Les voilà bientôt à l’ombre des premiers bâtiments. Ferlampille. Un comptoir panspi en bordure d’un bourg btu, son nom autochtone est Ztatsamrawo, un village comme il en existe des vingtaines dans l’archipel, indolent et dédaléen, comme abruti par le marteau-pilon du soleil. D’un quelconque bal-poussière, dans une courette intérieure, monte la monotone ritournelle du gonodro,cette musique dont les Btu ne peuvent apparemment se passer, bêlements des flûtes-narines amplifiées et déformées par des racks d’effets électro, plaintes tout à tour criardes ou voilées des cordes que frottent des archets fabriqués à partir de pattes de cramayos (ce sont des criquets aquatiques géants de la Mer des Herpes, se rappelle-t-il), battement des pierres-à-tchac cognant des coloquintes de Jabber évidées, y faisant naître en rythme– tiok-tiok-tiok... tchaïk-tchaïk !– de gros sanglots humides. Une musique que Mthuli associe à un épisode qu’il préférerait ne pas... Bref.
« Eh ? Où allez-vous ? On ne passe pas par le comptoir ! » Seth Esth tend le menton vers le sud-est. « La station est par là. En bordure du village.

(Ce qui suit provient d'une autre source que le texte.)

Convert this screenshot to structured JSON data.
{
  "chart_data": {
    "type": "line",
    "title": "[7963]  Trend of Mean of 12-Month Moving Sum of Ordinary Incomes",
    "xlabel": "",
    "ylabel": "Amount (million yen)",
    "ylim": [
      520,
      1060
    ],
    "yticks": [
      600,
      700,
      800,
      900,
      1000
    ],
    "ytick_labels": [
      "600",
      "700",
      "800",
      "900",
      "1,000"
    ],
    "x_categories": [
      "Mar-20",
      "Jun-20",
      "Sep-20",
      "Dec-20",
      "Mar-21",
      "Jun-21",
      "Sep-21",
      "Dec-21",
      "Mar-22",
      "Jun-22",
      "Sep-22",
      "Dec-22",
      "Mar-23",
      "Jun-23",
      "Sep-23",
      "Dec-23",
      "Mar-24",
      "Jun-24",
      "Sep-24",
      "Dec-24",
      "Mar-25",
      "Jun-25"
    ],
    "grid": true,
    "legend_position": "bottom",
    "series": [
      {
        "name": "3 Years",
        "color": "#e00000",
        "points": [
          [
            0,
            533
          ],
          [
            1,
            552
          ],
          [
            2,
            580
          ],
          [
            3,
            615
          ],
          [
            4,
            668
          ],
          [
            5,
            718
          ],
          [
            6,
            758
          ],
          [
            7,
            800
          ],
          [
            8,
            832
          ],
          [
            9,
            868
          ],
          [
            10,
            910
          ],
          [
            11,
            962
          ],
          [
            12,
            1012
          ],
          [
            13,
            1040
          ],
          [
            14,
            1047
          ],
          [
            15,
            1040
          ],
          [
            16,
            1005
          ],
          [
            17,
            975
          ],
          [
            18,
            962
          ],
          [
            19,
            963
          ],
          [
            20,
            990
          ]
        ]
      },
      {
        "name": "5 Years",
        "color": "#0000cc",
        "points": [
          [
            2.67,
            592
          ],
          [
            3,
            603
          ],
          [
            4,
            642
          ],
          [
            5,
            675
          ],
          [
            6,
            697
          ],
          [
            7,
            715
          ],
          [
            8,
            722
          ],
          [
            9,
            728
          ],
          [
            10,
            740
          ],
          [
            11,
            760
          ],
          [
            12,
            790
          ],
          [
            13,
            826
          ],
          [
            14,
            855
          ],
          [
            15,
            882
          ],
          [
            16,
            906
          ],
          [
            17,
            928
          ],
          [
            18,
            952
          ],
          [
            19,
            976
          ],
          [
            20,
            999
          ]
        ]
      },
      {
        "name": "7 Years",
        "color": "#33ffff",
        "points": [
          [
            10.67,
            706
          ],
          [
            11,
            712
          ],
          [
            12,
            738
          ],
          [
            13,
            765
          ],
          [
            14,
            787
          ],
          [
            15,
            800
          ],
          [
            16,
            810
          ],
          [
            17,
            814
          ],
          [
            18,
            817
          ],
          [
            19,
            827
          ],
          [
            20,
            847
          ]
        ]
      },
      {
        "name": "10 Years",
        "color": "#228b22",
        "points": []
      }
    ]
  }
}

— Accordez-moi un instant.
— Pour ?... Oh, je vois. On en profite pour faire un peu de tourisme. Traînez pas ! »
Le Pongien s’approche de la demi-douzaines de femmes allongées de côté, de tout leur long, derrière des éventaires posés à même la latérite, dans l’étroit ruban d’ombre au pied des façades. Elles semblent dormir. Même si le rivage se trouve à peut-être quinze ou vingt kilomètres d’ici – il vu tantôt les vagues géantes s’y écraser, par le hublot du taxi –, les vendeuses sont si corpulentes qu’on croirait une tribu de mammifères marins attendant le retour de la marée haute.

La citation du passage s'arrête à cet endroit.